Destro, sinistro un passo dietro l’altro, il segreto sta nel non guardare il vuoto che hai intorno.
Lo pensi abitato e vai avanti.
Ci pensi mentre percorri la solita strada per andare al lavoro. Stesso marciapiede, stessi negozi, stessi mendicanti, e sai che non potrebbero essere diversi solo perché oggi è il tuo compleanno, ma un po’ male ci rimani lo stesso.
Rigurgiti infantili che mandi giù a fatica mentre rispondi alla solita zia che – chissà perché – ti ha fatto gli auguri anche per la festa del papà e che nemmeno ami tanto.
Una più una meno, la giornata deve passare.
Lenta, come una condanna.
Perché in ufficio c’è poco da fare.
Un paio di francobolli da attaccare, qualche telefonata inutile, più di una pisciata perché hai la prostata grossa come un cocomero e nemmeno la tieni più.

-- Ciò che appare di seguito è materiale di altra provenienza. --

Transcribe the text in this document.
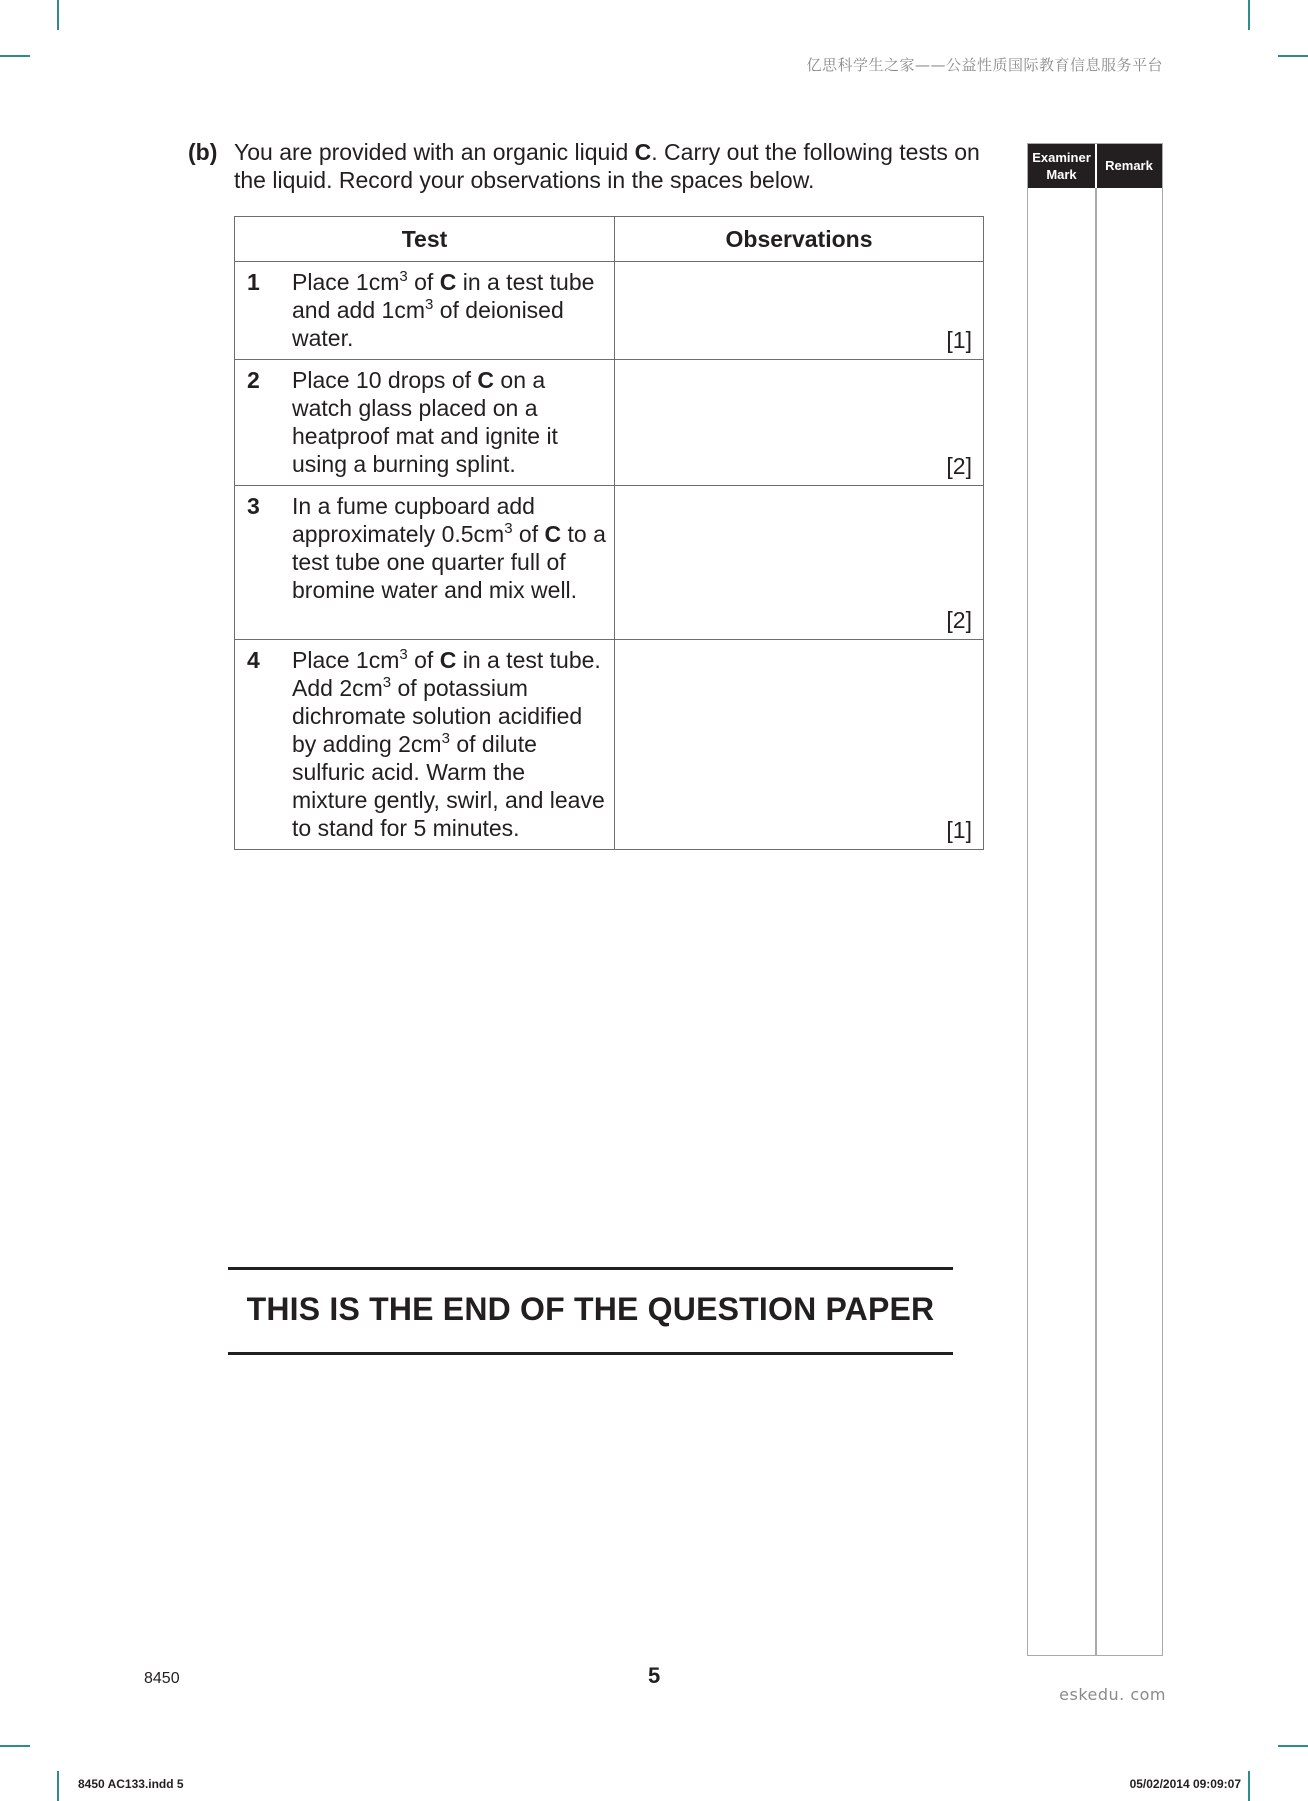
亿思科学生之家——公益性质国际教育信息服务平台
(b) You are provided with an organic liquid C. Carry out the following tests on the liquid. Record your observations in the spaces below.
Test	Observations

1 Place $1cm^3$ of C in a test tube and add $1cm^3$ of deionised water.	[1]

2 Place 10 drops of C on a watch glass placed on a heatproof mat and ignite it using a burning splint.	[2]

3 In a fume cupboard add approximately $0.5cm^3$ of C to a test tube one quarter full of bromine water and mix well.	[2]

4 Place $1cm^3$ of C in a test tube. Add $2cm^3$ of potassium dichromate solution acidified by adding $2cm^3$ of dilute sulfuric acid. Warm the mixture gently, swirl, and leave to stand for 5 minutes.	[1]
THIS IS THE END OF THE QUESTION PAPER
Examiner
Mark
Remark
8450	5
eskedu. com
8450 AC133.indd 5	05/02/2014 09:09:07
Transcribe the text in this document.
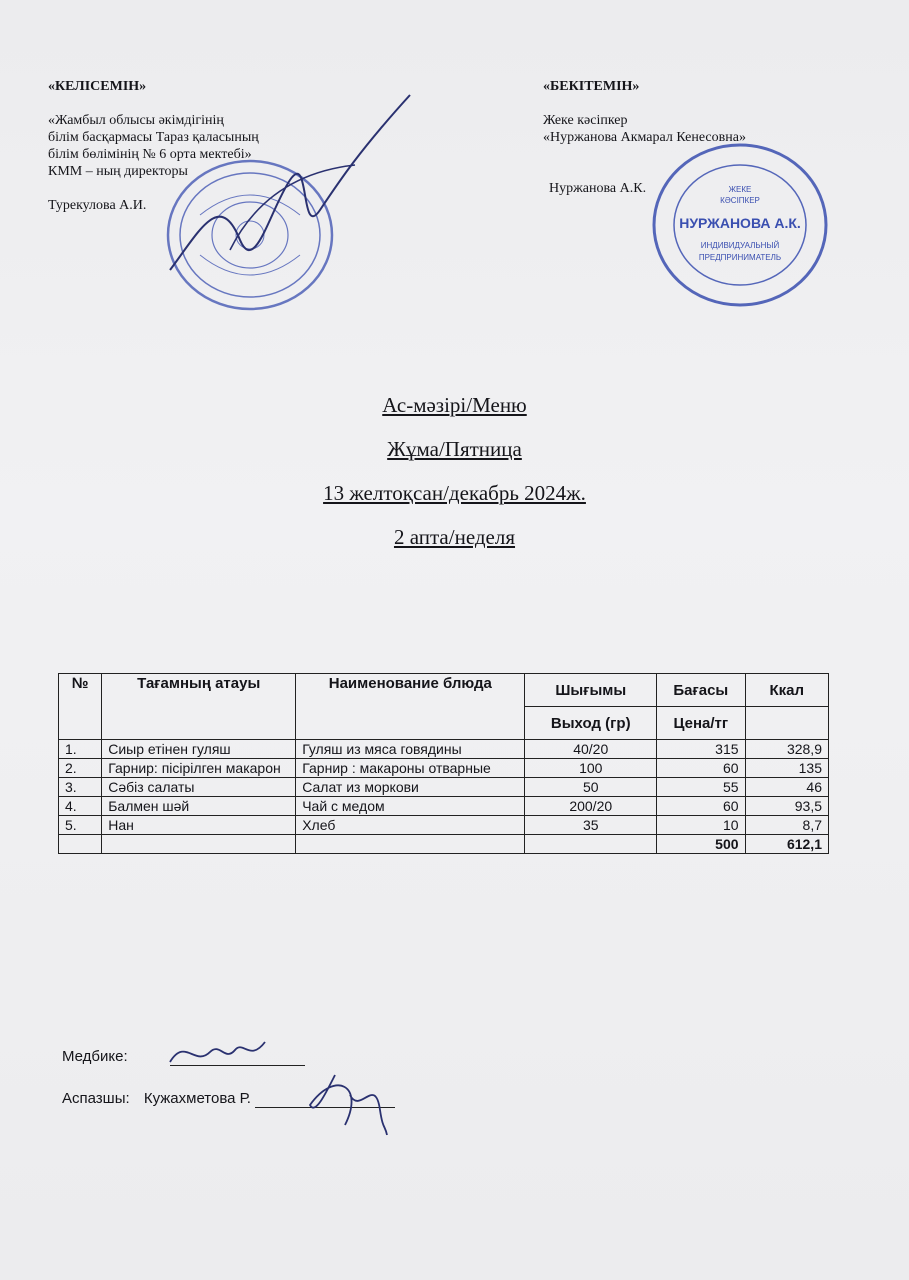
«КЕЛІСЕМІН»
«Жамбыл облысы әкімдігінің
білім басқармасы Тараз қаласының
білім бөлімінің № 6 орта мектебі»
КММ – ның директоры
Турекулова А.И.
«БЕКІТЕМІН»
Жеке кәсіпкер
«Нуржанова Акмарал Кенесовна»
Нуржанова А.К.	ЖЕКЕ
КӘСІПКЕР
НУРЖАНОВА А.К.
ИНДИВИДУАЛЬНЫЙ
ПРЕДПРИНИМАТЕЛЬ
Ас-мәзірі/Меню
Жұма/Пятница
13 желтоқсан/декабрь 2024ж.
2 апта/неделя
№	Тағамның атауы	Наименование блюда	Шығымы	Бағасы	Ккал
			Выход (гр)	Цена/тг	
1.	Сиыр етінен гуляш	Гуляш из мяса говядины	40/20	315	328,9
2.	Гарнир: пісірілген макарон	Гарнир : макароны отварные	100	60	135
3.	Сәбіз салаты	Салат из моркови	50	55	46
4.	Балмен шәй	Чай с медом	200/20	60	93,5
5.	Нан	Хлеб	35	10	8,7
				500	612,1
Медбике:
Аспазшы: Кужахметова Р.
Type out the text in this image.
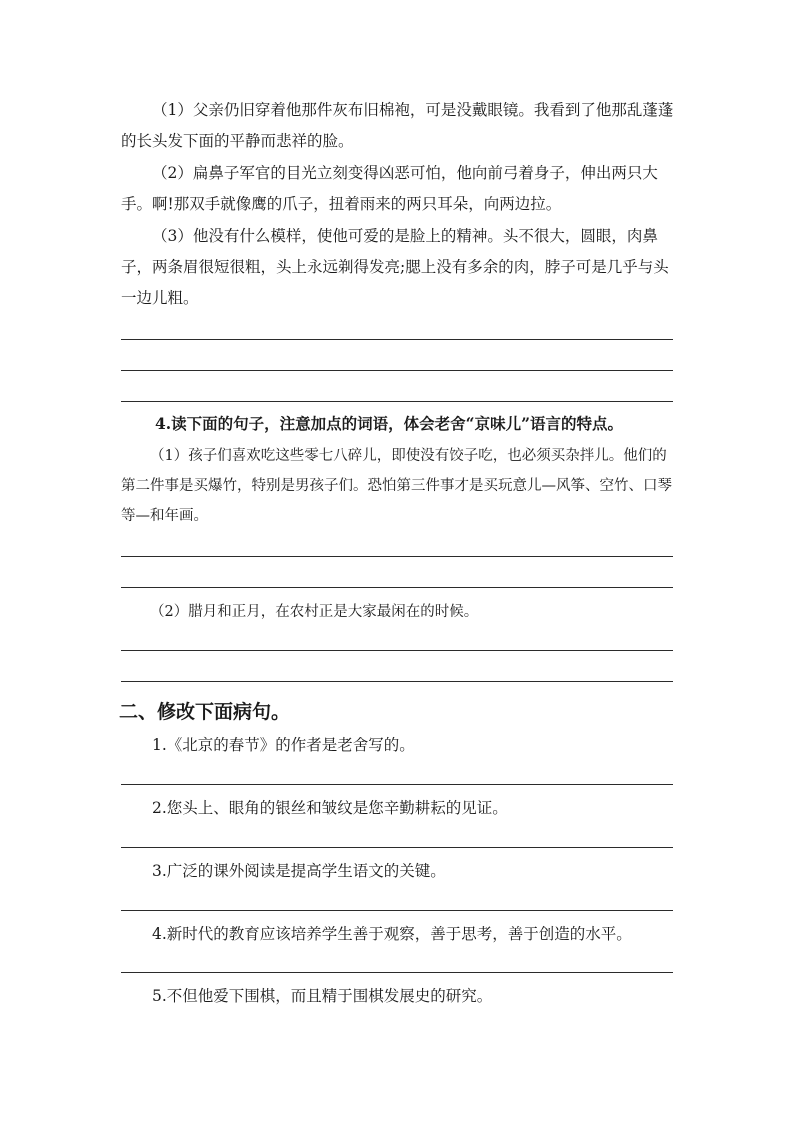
（1）父亲仍旧穿着他那件灰布旧棉袍，可是没戴眼镜。我看到了他那乱蓬蓬的长头发下面的平静而悲祥的脸。

（2）扁鼻子军官的目光立刻变得凶恶可怕，他向前弓着身子，伸出两只大手。啊!那双手就像鹰的爪子，扭着雨来的两只耳朵，向两边拉。

（3）他没有什么模样，使他可爱的是脸上的精神。头不很大，圆眼，肉鼻子，两条眉很短很粗，头上永远剃得发亮;腮上没有多余的肉，脖子可是几乎与头一边儿粗。

4.读下面的句子，注意加点的词语，体会老舍“京味儿”语言的特点。

（1）孩子们喜欢吃这些零七八碎儿，即使没有饺子吃，也必须买杂拌儿。他们的第二件事是买爆竹，特别是男孩子们。恐怕第三件事才是买玩意儿—风筝、空竹、口琴等—和年画。

（2）腊月和正月，在农村正是大家最闲在的时候。

二、修改下面病句。

1.《北京的春节》的作者是老舍写的。

2.您头上、眼角的银丝和皱纹是您辛勤耕耘的见证。

3.广泛的课外阅读是提高学生语文的关键。

4.新时代的教育应该培养学生善于观察，善于思考，善于创造的水平。

5.不但他爱下围棋，而且精于围棋发展史的研究。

Il capo che ti chiama perché – non si sa bene come – è venuto a sapere della tua nascita, come la chiama lui, e ti assicura che giovedì passera per farsi offrire il caffè.
È d’uopo, gli rispondi forbito, e lui se la ride.
Forse è una persona di spirito, forse è soltanto un cretino, ancora non l’hai capito.
È grave, pensi, quand’eri più giovane avresti risolto il dilemma con una sciabolata. Ora no, la cosa non ti fa né caldo né freddo.
Perdi colpi amico mio, ti dici, e, tra un sospiro e l’altro, fissi l’orologio sperando che si dia una mossa.
Quando torni a casa, è buio. Vorresti tanto confonderti tra le tue ombre ma c’è la cena a sorpresa e il regalino che quasi ti cade sulla pizza rucola e parmigiano che ti sei voluto concedere, anche se sai che ti fa acido.
L’anello di acciaio è una meraviglia, cinguetta tua moglie, e non hai cuore di smentirla, un giorno forse questa battaglia la combatterai, ma non ora, non oggi, e allora ridi come un cretino e fai sì con la testa, che ti è piaciuto e pure tanto, ma ora è tempo di andare a letto, che domani è un altro giorno.
Tanti agguri, detto proprio così, con due gi e senza u, come farebbe una bambina, è l’estremo viatico per il sonno che tua moglie ti consegna. Vorrebbe essere tenera e non lo è, è soltanto un po’ idiota sulla bocca di una cinquantenne, ma ribatti con un bacino, piccolino piccolino, tanto per rimanere in tema, ti volti e ringrazi Dio che sia finita.